Magnus Carlsen vs Wili Schlage



White to play
Schlage - Ahues, Berlin 1921


So he’s on the way back. Carlsen’s win over Grischuk yesterday wasn’t the most convincing game he's played but I’m sure he’ll give not the slightest of shits about that. This was a case of any win will do. The =1 -3 he’d achieved after four games, with even the draw against Giri feeling more like a half-point lost than a half-point gained, causing uppity bloggers everywhere to ask, "Is this the worst start to a tournament from a World Champion in living memory?"

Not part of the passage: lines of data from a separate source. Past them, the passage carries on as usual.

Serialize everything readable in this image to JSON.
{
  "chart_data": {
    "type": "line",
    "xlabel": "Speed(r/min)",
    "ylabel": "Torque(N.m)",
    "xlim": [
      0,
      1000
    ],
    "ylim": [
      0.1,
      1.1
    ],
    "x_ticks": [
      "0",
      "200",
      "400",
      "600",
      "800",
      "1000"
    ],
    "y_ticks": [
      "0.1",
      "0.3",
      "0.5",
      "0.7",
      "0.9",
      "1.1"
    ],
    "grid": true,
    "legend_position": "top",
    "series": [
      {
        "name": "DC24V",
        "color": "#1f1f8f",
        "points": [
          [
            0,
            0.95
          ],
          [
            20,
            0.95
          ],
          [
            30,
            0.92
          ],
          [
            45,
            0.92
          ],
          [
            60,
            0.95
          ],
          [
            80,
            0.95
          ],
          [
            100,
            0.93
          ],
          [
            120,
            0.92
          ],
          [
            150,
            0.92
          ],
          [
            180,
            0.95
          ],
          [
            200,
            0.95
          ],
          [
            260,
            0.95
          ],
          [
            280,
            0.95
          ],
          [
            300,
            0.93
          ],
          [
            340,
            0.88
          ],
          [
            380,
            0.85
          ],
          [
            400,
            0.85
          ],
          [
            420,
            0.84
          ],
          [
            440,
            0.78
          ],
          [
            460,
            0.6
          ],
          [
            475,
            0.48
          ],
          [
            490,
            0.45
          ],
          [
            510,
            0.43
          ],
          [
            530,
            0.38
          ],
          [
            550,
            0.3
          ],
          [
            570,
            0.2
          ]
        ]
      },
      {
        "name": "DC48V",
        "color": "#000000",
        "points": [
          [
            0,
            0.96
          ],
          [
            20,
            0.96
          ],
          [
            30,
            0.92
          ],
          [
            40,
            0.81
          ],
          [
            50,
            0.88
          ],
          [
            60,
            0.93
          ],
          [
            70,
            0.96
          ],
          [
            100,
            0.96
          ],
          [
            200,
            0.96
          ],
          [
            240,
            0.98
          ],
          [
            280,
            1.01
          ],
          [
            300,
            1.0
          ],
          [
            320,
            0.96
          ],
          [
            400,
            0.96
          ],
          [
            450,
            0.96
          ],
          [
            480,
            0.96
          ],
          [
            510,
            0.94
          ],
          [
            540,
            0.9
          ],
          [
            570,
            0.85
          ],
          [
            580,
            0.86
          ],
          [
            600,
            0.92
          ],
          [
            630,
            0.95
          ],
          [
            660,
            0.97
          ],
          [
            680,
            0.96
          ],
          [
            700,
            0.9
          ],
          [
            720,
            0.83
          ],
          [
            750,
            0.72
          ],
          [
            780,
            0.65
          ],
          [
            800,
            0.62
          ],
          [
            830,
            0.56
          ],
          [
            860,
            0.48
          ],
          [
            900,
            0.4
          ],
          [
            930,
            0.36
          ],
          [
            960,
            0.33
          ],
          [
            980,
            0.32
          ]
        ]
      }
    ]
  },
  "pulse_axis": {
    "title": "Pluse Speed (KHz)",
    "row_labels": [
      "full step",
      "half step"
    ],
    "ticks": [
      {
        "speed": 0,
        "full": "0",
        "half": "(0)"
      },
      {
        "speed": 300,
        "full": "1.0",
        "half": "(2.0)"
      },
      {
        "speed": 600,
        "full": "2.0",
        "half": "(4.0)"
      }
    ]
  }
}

It’s harsh to have everybody talking about your failures when you’ve achieved so much, but them’s the breaks, I suppose. Still, if there’s a chessical afterlife I suspect there’s a guy who pegged it 75 years ago looking down on events in Norway and sympathising with the Champ.



When google images isn’t helpful


I didn’t know much about Wili Schlage until I wrote this post. Didn’t know his first name, didn’t know he’d won the Berlin City Championships in 1921 and certainly didn’t know that the chess game in 2001 is a replica of one of his.

Before checking him out on Wiki I knew just one thing about this old German chesser - that he’d ballsed up a king and pawn ending.




It’s White to play and win but our friend Herr Schlage went 1 Ke6 and 2 Kd6 and only drew.

This must be one of the most widely cited king and pawn positions from an actual game in the history of chess literature. I first saw it in Master Chess: A Course in 21 Lessons (page 86), but pull a few books down from the shelves and it will only take a few seconds to find it quoted in Paul Keres’ Practical Chess Endings (page 11), Dvoretsky’s Endgame Manuel (page 42 of the 3rd Edition), Nunn’s Secrets of Practical Chess (page 142), Pandolfini’s Endgame course (page 123), Encyclopedia of Chess Endings Volume 1 (page 27), Muller and Lamprecht’s Secrets of Pawn Endings, for example. No doubt 100 other places too.

Poor old Schlage. By failing to win in a particularly instructive and simple manner he ensured that he would still be famous nearly a century into the future.

Carlsen should think himself lucky. However bad it might have been in Stavanger, I doubt chessers will be talking about in 2109.


King and pawn Index

3 comments:

Anonymous said...

I thought the thing Willi Schlage was "best known" for with many chessplayers was appearing in a series of "great chess players" stamps from Mali along with Alekhine, Bogolyubov and Janowski (?) Slightly incongruous company, I'm sure you will agree ;)

Anonymous said...

Maybe not even in 2109!

Jonathan B said...

Indeed. Note to self: finish posts before getting very tired.